PCNSL is a form of non-Hodgkin lymphoma that originates within the central nervous system (CNS), including the brain, spinal cord, and eyes. Unlike other lymphomas that primarily involve lymph nodes, PCNSL is confined to the CNS.

Epidemiology

PCNSL is most commonly diagnosed in older adults, particularly those over the age of 60, with a median age at diagnosis around 60 years old. It occurs more frequently in individuals with compromised immune systems, such as those with HIV/AIDS or who have undergone organ transplantation. PCNSL accounts for approximately 1% of all non-Hodgkin lymphomas and between 3% to 4% of all primary brain tumors. The annual incidence worldwide is around 0.4 cases per 100,000 individuals. Although rare, its incidence has been slightly increasing in recent years.

Diagnostic Criteria 

Diagnosis of PCNSL involves imaging studies such as magnetic resonance imaging (MRI) with contrast, which helps identify characteristic brain lesions. Definitive diagnosis requires biopsy of brain tissue or cerebrospinal fluid to analyze for lymphoma cells. Guidelines from organizations like the National Comprehensive Cancer Network (NCCN) outline the diagnostic approach.

Clinical Presentation

Patients with PCNSL often present with neurological symptoms, including focal deficits such as weakness or sensory loss, cognitive impairment, seizures, and headaches. Visual disturbances may occur if the eyes are involved. Symptoms typically progress rapidly over weeks to months.

Evaluation / Diagnosis  

Diagnostic evaluation includes thorough imaging of the brain and sometimes the eyes to assess the extent and location of tumors. Biopsy of affected tissues is critical for confirming the presence of lymphoma cells and distinguishing PCNSL from other brain tumors or inflammatory conditions.

Management

Treatment of PCNSL primarily involves chemotherapy, most commonly high-dose methotrexate (HD-MTX), which is effective in crossing the blood-brain barrier to target cancer cells within the CNS. Additional therapies may include radiation therapy, especially in cases of recurrence or for localized disease. Surgery is generally not considered standard due to the multifocal and deep-seated nature of PCNSL tumors.

One promising avenue is Tirabrutinib (ONO-4059), an oral therapy that targets Bruton tyrosine kinase (BTK), crucial for the survival and proliferation of B-cell cancers. Tirabrutinib has received approvals in Japan, South Korea, and Taiwan for relapsed or refractory PCNSL, demonstrating its efficacy in inhibiting abnormal B-cell receptor signaling.
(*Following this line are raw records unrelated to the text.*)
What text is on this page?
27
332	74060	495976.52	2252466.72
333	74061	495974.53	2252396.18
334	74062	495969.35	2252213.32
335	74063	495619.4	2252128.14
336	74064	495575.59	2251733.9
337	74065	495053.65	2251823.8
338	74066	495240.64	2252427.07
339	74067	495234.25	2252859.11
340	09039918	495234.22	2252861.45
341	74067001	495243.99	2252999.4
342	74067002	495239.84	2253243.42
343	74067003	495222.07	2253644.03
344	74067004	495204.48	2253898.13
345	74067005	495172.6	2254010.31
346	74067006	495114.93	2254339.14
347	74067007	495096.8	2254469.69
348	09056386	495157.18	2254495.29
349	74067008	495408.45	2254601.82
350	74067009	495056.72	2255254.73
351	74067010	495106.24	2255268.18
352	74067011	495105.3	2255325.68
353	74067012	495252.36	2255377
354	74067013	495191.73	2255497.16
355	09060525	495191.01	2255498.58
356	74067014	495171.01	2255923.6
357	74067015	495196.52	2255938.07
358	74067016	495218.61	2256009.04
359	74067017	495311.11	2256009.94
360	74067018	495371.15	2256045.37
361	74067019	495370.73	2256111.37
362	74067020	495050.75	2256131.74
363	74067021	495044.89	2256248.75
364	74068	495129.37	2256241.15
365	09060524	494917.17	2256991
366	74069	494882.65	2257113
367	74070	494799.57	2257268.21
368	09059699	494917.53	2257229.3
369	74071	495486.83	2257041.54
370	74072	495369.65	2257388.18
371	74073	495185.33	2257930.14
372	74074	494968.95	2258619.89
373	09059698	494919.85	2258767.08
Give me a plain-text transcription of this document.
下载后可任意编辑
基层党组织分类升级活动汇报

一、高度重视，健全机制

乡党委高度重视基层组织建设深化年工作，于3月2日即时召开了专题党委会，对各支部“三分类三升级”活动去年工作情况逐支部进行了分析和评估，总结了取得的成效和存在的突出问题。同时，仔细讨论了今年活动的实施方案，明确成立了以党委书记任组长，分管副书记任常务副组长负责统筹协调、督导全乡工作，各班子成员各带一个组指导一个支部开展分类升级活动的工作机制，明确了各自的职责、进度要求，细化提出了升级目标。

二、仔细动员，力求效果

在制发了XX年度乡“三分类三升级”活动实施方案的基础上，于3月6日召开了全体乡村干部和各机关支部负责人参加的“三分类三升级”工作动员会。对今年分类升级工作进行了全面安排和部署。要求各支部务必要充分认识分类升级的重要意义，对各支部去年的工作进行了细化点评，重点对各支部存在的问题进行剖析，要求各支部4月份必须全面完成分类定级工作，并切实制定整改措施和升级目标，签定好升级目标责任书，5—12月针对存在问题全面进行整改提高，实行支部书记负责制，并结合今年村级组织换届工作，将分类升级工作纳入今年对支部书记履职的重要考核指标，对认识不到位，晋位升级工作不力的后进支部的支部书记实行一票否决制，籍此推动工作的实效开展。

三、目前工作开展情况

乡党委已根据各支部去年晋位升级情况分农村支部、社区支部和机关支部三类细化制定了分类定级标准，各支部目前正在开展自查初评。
Recently granted Orphan Drug designation by the FDA in 2023, Tirabrutinib is now undergoing phase 2 trials (PROSPECT) to further evaluate its safety and efficacy in treating PCNSL.

Another innovative therapy, Orelabrutinib (ICP-022), a second-generation BTK inhibitor with enhanced brain penetration, has shown promise in various lymphomas, including PCNSL. Studies combining Orelabrutinib with PD-1 inhibitors have reported rapid responses in patients with relapsed and refractory PCNSL. Phase 2 clinical trials are currently ongoing to assess its effectiveness in broader patient populations.
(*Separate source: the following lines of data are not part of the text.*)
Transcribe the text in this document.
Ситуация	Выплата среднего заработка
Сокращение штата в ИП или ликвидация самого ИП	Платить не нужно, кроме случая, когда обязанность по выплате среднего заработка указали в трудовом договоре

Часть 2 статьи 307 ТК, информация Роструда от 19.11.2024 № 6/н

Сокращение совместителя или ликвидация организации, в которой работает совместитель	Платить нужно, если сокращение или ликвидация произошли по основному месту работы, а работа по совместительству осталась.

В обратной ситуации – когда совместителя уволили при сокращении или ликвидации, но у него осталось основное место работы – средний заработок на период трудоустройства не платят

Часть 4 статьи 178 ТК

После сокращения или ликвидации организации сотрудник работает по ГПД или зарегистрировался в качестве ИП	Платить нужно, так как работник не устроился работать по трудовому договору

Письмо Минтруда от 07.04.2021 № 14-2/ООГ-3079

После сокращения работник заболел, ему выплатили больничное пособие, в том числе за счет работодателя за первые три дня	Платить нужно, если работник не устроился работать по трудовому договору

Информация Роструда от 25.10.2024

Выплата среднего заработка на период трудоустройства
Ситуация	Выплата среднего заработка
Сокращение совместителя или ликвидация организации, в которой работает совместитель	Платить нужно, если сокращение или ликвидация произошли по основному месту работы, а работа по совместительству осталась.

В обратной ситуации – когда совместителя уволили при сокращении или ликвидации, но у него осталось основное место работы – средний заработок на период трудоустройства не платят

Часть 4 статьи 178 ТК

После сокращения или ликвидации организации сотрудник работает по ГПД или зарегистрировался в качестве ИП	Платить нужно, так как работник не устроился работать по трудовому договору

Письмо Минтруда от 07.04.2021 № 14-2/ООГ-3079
PI3K/mTOR inhibitors like Paxalisib (GDC-0084) are also under investigation for their potential to disrupt the PI3K/mTOR pathway, critical for cancer cell growth and survival. Paxalisib has shown encouraging early results in treating recurrent or refractory PCNSL and holds multiple designations for other cancers affecting the central nervous system.
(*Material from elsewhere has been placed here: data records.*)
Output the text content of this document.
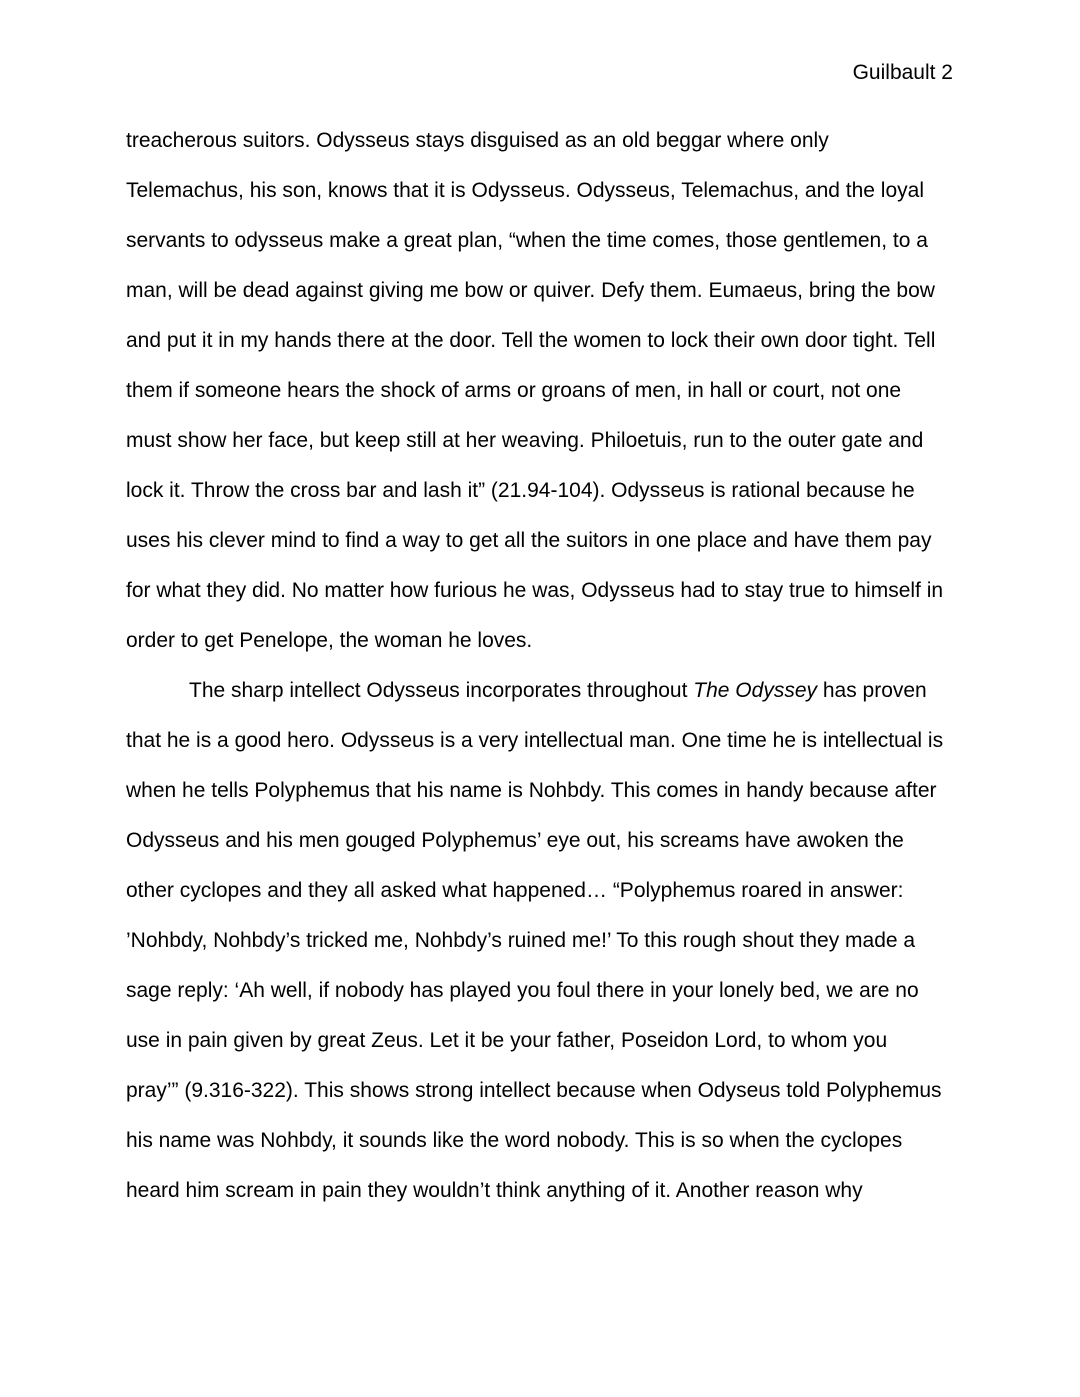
Guilbault 2
treacherous suitors. Odysseus stays disguised as an old beggar where only
Telemachus, his son, knows that it is Odysseus. Odysseus, Telemachus, and the loyal
servants to odysseus make a great plan, “when the time comes, those gentlemen, to a
man, will be dead against giving me bow or quiver. Defy them. Eumaeus, bring the bow
and put it in my hands there at the door. Tell the women to lock their own door tight. Tell
them if someone hears the shock of arms or groans of men, in hall or court, not one
must show her face, but keep still at her weaving. Philoetuis, run to the outer gate and
lock it. Throw the cross bar and lash it” (21.94-104). Odysseus is rational because he
uses his clever mind to find a way to get all the suitors in one place and have them pay
for what they did. No matter how furious he was, Odysseus had to stay true to himself in
order to get Penelope, the woman he loves.
The sharp intellect Odysseus incorporates throughout The Odyssey has proven
that he is a good hero. Odysseus is a very intellectual man. One time he is intellectual is
when he tells Polyphemus that his name is Nohbdy. This comes in handy because after
Odysseus and his men gouged Polyphemus’ eye out, his screams have awoken the
other cyclopes and they all asked what happened… “Polyphemus roared in answer:
’Nohbdy, Nohbdy’s tricked me, Nohbdy’s ruined me!’ To this rough shout they made a
sage reply: ‘Ah well, if nobody has played you foul there in your lonely bed, we are no
use in pain given by great Zeus. Let it be your father, Poseidon Lord, to whom you
pray’” (9.316-322). This shows strong intellect because when Odyseus told Polyphemus
his name was Nohbdy, it sounds like the word nobody. This is so when the cyclopes
heard him scream in pain they wouldn’t think anything of it. Another reason why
Innovative approaches such as CAR T-cell therapy and GNC-038, a novel tetra-specific antibody, are also being explored. CAR T-cell therapies, despite concerns over neurotoxicity, are being studied in clinical trials targeting CD19-expressing cells. GNC-038, meanwhile, aims to engage T cells against CD19 or PD-L1-overexpressing tumor cells in PCNSL, showing early potential in phase 1/2 trials.

Overall, these experimental therapies represent a critical frontier in PCNSL treatment, offering hope for improved outcomes and survival rates among patients facing this challenging disease. Continued research and clinical trials will be essential to further refine these therapies and expand treatment options for PCNSL.